In a few months I will be getting a 2003 Nissan Altima with about 120,000 miles on it and in good shape from my dad. It's engine however, has a busted head gasket as well as a cracked cylinder. I want to get that fixed obviously. I was hoping it would cost around (1800-2500) to get maybe a used engine in there. I was wondering if it would be more beneficial to look into getting another car instead of the Altima that runs and has no current problems or to fix the Altima. My price range for a used car would be anything under $4,000. If you feel that getting another would be better could make a recommendation please (cars only.

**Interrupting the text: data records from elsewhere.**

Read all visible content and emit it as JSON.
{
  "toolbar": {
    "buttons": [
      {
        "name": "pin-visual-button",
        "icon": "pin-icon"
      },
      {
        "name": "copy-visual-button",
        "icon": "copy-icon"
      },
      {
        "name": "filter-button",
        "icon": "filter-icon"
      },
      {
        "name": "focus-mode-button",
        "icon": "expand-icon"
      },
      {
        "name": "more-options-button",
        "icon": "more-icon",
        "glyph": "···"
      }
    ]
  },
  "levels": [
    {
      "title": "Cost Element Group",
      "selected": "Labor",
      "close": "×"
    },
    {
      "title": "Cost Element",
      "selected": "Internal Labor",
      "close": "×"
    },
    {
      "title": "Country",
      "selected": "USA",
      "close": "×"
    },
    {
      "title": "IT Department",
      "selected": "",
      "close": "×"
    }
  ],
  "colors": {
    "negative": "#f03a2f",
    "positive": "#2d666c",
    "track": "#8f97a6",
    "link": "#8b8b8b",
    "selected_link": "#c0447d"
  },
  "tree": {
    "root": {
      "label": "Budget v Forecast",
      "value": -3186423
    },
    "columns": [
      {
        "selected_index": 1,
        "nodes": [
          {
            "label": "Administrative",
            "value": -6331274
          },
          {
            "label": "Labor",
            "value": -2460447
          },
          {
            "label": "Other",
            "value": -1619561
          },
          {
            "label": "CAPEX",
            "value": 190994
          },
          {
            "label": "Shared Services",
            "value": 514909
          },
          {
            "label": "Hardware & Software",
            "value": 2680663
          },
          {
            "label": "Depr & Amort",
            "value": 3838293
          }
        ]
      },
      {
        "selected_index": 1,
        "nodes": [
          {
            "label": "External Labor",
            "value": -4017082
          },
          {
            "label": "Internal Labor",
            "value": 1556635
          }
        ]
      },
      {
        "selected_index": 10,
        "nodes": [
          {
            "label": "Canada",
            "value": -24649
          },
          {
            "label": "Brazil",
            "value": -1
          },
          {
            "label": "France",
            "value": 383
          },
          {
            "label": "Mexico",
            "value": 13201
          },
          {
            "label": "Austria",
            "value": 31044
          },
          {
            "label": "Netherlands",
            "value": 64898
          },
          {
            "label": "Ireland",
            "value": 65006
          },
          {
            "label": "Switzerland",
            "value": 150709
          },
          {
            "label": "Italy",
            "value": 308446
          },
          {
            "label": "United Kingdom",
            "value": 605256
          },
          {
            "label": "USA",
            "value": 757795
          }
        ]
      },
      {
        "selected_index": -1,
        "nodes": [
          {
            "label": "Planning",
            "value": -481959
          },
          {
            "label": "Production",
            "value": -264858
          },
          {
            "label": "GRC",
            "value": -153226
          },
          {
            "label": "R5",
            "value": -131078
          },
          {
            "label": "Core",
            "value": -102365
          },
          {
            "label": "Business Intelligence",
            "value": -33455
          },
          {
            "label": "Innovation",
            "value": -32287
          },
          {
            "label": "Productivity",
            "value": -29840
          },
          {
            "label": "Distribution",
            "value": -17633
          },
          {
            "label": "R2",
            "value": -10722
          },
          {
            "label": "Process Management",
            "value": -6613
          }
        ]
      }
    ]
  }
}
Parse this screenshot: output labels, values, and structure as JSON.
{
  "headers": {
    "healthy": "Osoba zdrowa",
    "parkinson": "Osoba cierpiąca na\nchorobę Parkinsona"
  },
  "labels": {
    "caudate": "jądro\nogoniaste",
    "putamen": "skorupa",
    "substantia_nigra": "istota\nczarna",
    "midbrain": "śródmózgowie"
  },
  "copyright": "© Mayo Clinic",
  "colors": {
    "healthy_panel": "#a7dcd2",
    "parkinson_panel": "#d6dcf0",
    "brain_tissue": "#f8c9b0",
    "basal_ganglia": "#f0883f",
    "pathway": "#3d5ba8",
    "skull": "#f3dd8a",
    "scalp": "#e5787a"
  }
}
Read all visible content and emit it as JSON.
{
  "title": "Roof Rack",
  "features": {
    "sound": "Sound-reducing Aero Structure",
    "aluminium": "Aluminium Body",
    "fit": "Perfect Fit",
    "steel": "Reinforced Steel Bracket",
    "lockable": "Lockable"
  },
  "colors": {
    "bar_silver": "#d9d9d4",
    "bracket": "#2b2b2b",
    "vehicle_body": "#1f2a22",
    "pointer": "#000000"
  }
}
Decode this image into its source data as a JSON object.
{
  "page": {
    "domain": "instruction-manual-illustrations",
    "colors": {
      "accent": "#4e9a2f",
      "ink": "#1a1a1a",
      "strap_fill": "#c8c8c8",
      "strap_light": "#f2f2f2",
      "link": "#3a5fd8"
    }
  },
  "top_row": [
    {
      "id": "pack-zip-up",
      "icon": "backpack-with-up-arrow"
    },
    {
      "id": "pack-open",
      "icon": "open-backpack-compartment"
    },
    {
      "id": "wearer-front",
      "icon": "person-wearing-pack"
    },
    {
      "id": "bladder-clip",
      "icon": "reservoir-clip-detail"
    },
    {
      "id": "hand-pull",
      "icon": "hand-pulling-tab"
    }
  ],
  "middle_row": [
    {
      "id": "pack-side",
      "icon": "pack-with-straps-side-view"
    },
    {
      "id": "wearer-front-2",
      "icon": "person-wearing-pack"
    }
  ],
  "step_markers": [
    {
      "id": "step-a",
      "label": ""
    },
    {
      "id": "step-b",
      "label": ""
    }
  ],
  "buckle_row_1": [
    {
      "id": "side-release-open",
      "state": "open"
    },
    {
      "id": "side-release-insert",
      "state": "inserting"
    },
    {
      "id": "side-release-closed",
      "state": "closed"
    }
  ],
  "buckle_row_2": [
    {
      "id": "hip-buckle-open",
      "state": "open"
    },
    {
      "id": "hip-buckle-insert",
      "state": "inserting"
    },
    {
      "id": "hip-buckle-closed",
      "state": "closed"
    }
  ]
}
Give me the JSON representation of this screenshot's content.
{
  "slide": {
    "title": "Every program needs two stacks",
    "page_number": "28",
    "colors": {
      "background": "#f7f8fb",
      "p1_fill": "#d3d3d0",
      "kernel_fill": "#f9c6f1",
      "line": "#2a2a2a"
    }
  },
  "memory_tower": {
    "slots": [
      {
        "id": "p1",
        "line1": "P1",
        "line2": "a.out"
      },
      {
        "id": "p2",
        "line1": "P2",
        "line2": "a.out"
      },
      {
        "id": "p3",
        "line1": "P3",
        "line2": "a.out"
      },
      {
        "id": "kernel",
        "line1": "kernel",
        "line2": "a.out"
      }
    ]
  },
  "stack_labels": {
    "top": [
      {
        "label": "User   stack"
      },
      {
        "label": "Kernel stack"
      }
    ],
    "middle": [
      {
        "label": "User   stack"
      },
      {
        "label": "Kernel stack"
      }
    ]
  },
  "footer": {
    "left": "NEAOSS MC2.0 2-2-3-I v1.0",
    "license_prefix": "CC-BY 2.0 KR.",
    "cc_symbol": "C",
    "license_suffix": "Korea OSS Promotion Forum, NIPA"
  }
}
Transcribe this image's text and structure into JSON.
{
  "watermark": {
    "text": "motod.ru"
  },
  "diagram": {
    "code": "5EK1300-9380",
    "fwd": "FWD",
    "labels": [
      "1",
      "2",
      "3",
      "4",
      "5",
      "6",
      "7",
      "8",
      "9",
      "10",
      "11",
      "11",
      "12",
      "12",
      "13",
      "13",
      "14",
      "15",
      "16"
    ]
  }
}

I like trucks and SUV's but can't afford the gas)? Thanks!


----------



## smj999smj (Jan 1, 2006)

You have to be careful buying a used engine if it's a 4 cyl. model. A lot of early L31 Altima QR25DE engines had issues with burning oil. A better option would be a reman. engine, but that would up your investment considerably.


----------



## 96v6camaro (May 25, 2010)

Swapping an engine is time consuming. Labor will play a big part. Plus sourcing an engine. If you can find a compatible complete engine out of a car (hopefully later year to avoid the oil issues mentioned) it might be worth keeping if you're doing the work but I would guess you're looking at least 1-2k if not more just on the labor to put it in. Even if you get away for 2500 - what is the car actually worth if the engine weren't an issue? How many other issues are there that will need to be dealt with on an almost 10 year old car? Personally I'd sell and get something that actually runs. Then again my car is 16 years old and I'm keeping it alive. Original still working ok engine/trans tho.


----------